La scuola è un ambiente in cui converge una pluralità di soggetti diversi tra loro, ed è anche un luogo in cui si mettono in pratica i concetti di integrazione ed inclusione. Tra gli obiettivi della scuola vi è, certamente, quello di promuovere l’integrazione, ovvero creare una rete, di cui fanno parte tutti gli alunni con disabilità e non, in cui avviene uno scambio reciproco tra il disabile e il normodotato. Ma è altrettanto importante realizzare l’inclusione, cioè riconoscere l’importanza della piena partecipazione della vita scolastica di tutti i soggetti.
Per mettere in atto l’inclusione scolastica, è importante che, a favore dell’alunno con disabilità, vengano adottate metodologie e strategie didattiche differenziate, con lo scopo di raggiungere il suo successo formativo. Un ruolo di fondamentale importanza è rivestito dal docente di sostegno, che deve essere specializzato e possedere le adeguate conoscenze in merito alla specifica disabilità.

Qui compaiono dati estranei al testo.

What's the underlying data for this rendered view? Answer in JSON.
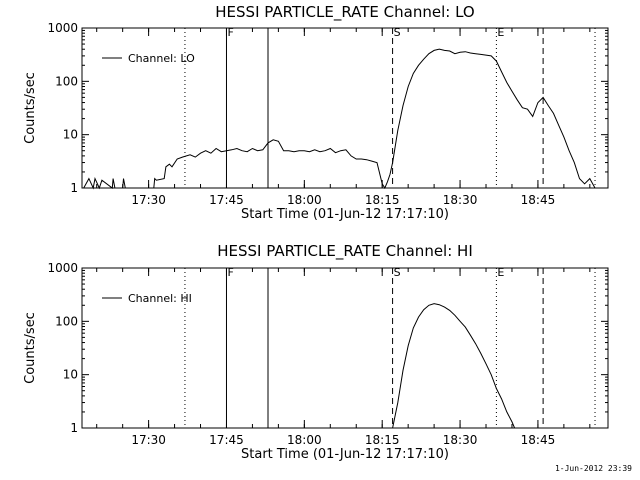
{
  "chart_data": [
    {
      "type": "line",
      "title": "HESSI PARTICLE_RATE Channel: LO",
      "xlabel": "Start Time (01-Jun-12 17:17:10)",
      "ylabel": "Counts/sec",
      "yscale": "log",
      "ylim": [
        1,
        1000
      ],
      "xlim": [
        "17:17:10",
        "18:58:30"
      ],
      "x_ticks": [
        "17:30",
        "17:45",
        "18:00",
        "18:15",
        "18:30",
        "18:45"
      ],
      "y_ticks": [
        "1",
        "10",
        "100",
        "1000"
      ],
      "legend": {
        "placement": "top-left",
        "entries": [
          "Channel: LO"
        ]
      },
      "markers": [
        {
          "label": "",
          "time": "17:37:00",
          "style": "dotted"
        },
        {
          "label": "F",
          "time": "17:45:00",
          "style": "solid"
        },
        {
          "label": "",
          "time": "17:53:00",
          "style": "solid"
        },
        {
          "label": "S",
          "time": "18:17:00",
          "style": "dashed"
        },
        {
          "label": "E",
          "time": "18:37:00",
          "style": "dotted"
        },
        {
          "label": "",
          "time": "18:46:00",
          "style": "dashed"
        },
        {
          "label": "",
          "time": "18:56:00",
          "style": "dotted"
        }
      ],
      "series": [
        {
          "name": "Channel: LO",
          "x": [
            "17:17:30",
            "17:18:30",
            "17:19:20",
            "17:19:40",
            "17:20:30",
            "17:21:00",
            "17:23:00",
            "17:23:10",
            "17:23:30",
            "17:25:00",
            "17:25:10",
            "17:25:30",
            "17:31:00",
            "17:31:10",
            "17:31:30",
            "17:33:00",
            "17:33:20",
            "17:34:00",
            "17:34:30",
            "17:35:30",
            "17:36:30",
            "17:38:00",
            "17:39:00",
            "17:40:00",
            "17:41:00",
            "17:42:00",
            "17:43:00",
            "17:44:00",
            "17:45:00",
            "17:46:00",
            "17:47:00",
            "17:48:00",
            "17:49:00",
            "17:50:00",
            "17:51:00",
            "17:52:00",
            "17:53:00",
            "17:54:00",
            "17:55:00",
            "17:56:00",
            "17:57:00",
            "17:58:00",
            "17:59:00",
            "18:00:00",
            "18:01:00",
            "18:02:00",
            "18:03:00",
            "18:04:00",
            "18:05:00",
            "18:06:00",
            "18:07:00",
            "18:08:00",
            "18:09:00",
            "18:10:00",
            "18:11:00",
            "18:12:00",
            "18:13:00",
            "18:14:00",
            "18:15:00",
            "18:15:30",
            "18:16:00",
            "18:16:30",
            "18:17:00",
            "18:18:00",
            "18:19:00",
            "18:20:00",
            "18:21:00",
            "18:22:00",
            "18:23:00",
            "18:24:00",
            "18:25:00",
            "18:26:00",
            "18:27:00",
            "18:28:00",
            "18:29:00",
            "18:30:00",
            "18:31:00",
            "18:32:00",
            "18:33:00",
            "18:34:00",
            "18:35:00",
            "18:36:00",
            "18:37:00",
            "18:38:00",
            "18:39:00",
            "18:40:00",
            "18:41:00",
            "18:42:00",
            "18:43:00",
            "18:44:00",
            "18:45:00",
            "18:46:00",
            "18:47:00",
            "18:48:00",
            "18:49:00",
            "18:50:00",
            "18:51:00",
            "18:52:00",
            "18:53:00",
            "18:54:00",
            "18:55:00",
            "18:56:00",
            "18:57:00"
          ],
          "y": [
            1,
            1.5,
            1,
            1.5,
            1,
            1.4,
            1,
            1.5,
            1,
            1,
            1.5,
            1,
            1,
            1.5,
            1.4,
            1.5,
            2.5,
            2.8,
            2.5,
            3.5,
            3.8,
            4.2,
            3.8,
            4.5,
            5,
            4.5,
            5.5,
            4.8,
            5,
            5.2,
            5.5,
            5,
            4.8,
            5.5,
            5,
            5.2,
            7,
            8,
            7.5,
            5,
            5,
            4.8,
            5,
            5,
            4.8,
            5.2,
            4.8,
            5,
            5.5,
            4.6,
            5,
            5.2,
            4,
            3.5,
            3.5,
            3.4,
            3.2,
            3,
            1.2,
            1,
            1.3,
            1.8,
            3,
            12,
            35,
            80,
            140,
            200,
            260,
            330,
            380,
            400,
            380,
            370,
            330,
            350,
            360,
            340,
            330,
            320,
            310,
            300,
            240,
            150,
            95,
            65,
            45,
            32,
            30,
            22,
            40,
            50,
            35,
            25,
            15,
            9,
            5,
            3,
            1.5,
            1.2,
            1.5,
            1,
            1
          ]
        }
      ]
    },
    {
      "type": "line",
      "title": "HESSI PARTICLE_RATE Channel: HI",
      "xlabel": "Start Time (01-Jun-12 17:17:10)",
      "ylabel": "Counts/sec",
      "yscale": "log",
      "ylim": [
        1,
        1000
      ],
      "xlim": [
        "17:17:10",
        "18:58:30"
      ],
      "x_ticks": [
        "17:30",
        "17:45",
        "18:00",
        "18:15",
        "18:30",
        "18:45"
      ],
      "y_ticks": [
        "1",
        "10",
        "100",
        "1000"
      ],
      "legend": {
        "placement": "top-left",
        "entries": [
          "Channel: HI"
        ]
      },
      "markers": [
        {
          "label": "",
          "time": "17:37:00",
          "style": "dotted"
        },
        {
          "label": "F",
          "time": "17:45:00",
          "style": "solid"
        },
        {
          "label": "",
          "time": "17:53:00",
          "style": "solid"
        },
        {
          "label": "S",
          "time": "18:17:00",
          "style": "dashed"
        },
        {
          "label": "E",
          "time": "18:37:00",
          "style": "dotted"
        },
        {
          "label": "",
          "time": "18:46:00",
          "style": "dashed"
        },
        {
          "label": "",
          "time": "18:56:00",
          "style": "dotted"
        }
      ],
      "series": [
        {
          "name": "Channel: HI",
          "x": [
            "18:17:00",
            "18:18:00",
            "18:19:00",
            "18:20:00",
            "18:21:00",
            "18:22:00",
            "18:23:00",
            "18:24:00",
            "18:25:00",
            "18:26:00",
            "18:27:00",
            "18:28:00",
            "18:29:00",
            "18:30:00",
            "18:31:00",
            "18:32:00",
            "18:33:00",
            "18:34:00",
            "18:35:00",
            "18:36:00",
            "18:37:00",
            "18:38:00",
            "18:39:00",
            "18:40:00",
            "18:40:30"
          ],
          "y": [
            1,
            3,
            12,
            35,
            75,
            120,
            165,
            200,
            215,
            205,
            185,
            160,
            130,
            100,
            78,
            55,
            38,
            25,
            16,
            10,
            5.5,
            3.5,
            2,
            1.3,
            1
          ]
        }
      ]
    }
  ],
  "timestamp": "1-Jun-2012 23:39"
}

Per quanto riguarda la disabilità visiva in genere, è stato rilevato che il docente di sostegno possiede delle discrete competenze in materia. Qualcuno conosce l’uso del sistema Braille, per cui ha già un approccio con gli strumenti propriamente detti “tiflodidattici”; qualcun altro, invece, non avendo mai gestito un alunno con disabilità visiva, quando si trova di fronte a una tale situazione, può riscontrare delle difficoltà iniziali, che nella maggior parte dei casi supera cercando di documentarsi sulla patologia di cui è affetto l’alunno e sulle possibili strategie da adottare.
La questione si fa decisamente più complessa quando il docente di sostegno si trova a dover gestire non un alunno non vedente, il cui status fisiologico e psicologico è stabile, bensì un ipovedente, la cui condizione cambia e degenera gradualmente. Il più delle volte il docente è in dubbio se adottare metodologie tiflodidattiche o tradizionali, poiché sviato dal fatto che il discente alterna momenti in cui vede,grazie a condizioni di luce ottimali, a momenti in cui vede poco.
Dunque, è fondamentale per un docente di sostegno tenersi sempre aggiornato sulle novità in campo tiflologico e tecnologico, per essere preparato al meglio a gestire alunni con disabilità visiva, soprattutto se questi sono affetti da malattie retiniche degenerative ereditarie, che portano a una perdita graduale della vista.
In merito a ciò, vEyes ha realizzato un corso di formazione rivolto ai docenti di sostegno di scuola secondaria di I e II grado intitolato “L’insegnante di sostegno e l’alunno affetto da distrofia retinica degenerativa ereditaria”, tenuto da docenti di vEyes esperti sui temi trattati. Il corso intende fornire gli strumenti necessari alla conoscenza medica delle patologie invalidanti della vista di tipo degenerativo, alla gestione dell’aspetto psicologico dell’alunno e della famiglia e alla conoscenza degli strumenti tiflodidattici idonei allo scopo.
Nello specifico, il corso sarà diviso in più moduli, in cui verranno illustrate le varietà di distrofie degenerative ereditarie e il loro aspetto evolutivo, le leggi che tutelano non vedenti e ipovedenti nel sistema scolastico, le modalità di gestazione della patologia da parte del contesto familiare, l’aspetto comportamentale dell’alunno come conseguenza della malattia, le strategie didattiche che riguardano l’adattamento dell’aula e la scelta del materiale didattico tradizionale, nonché gli strumenti informatici assistivi adoperati dall’alunno.
Infine, a partire dal prossimo anno scolastico, sarà possibile inoltrare l’iscrizione al corso di formazione tramite la piattaforma S.O.F.I.A del Miur e, ai docenti che prenderanno parte al corso, verranno rilasciati crediti formativi.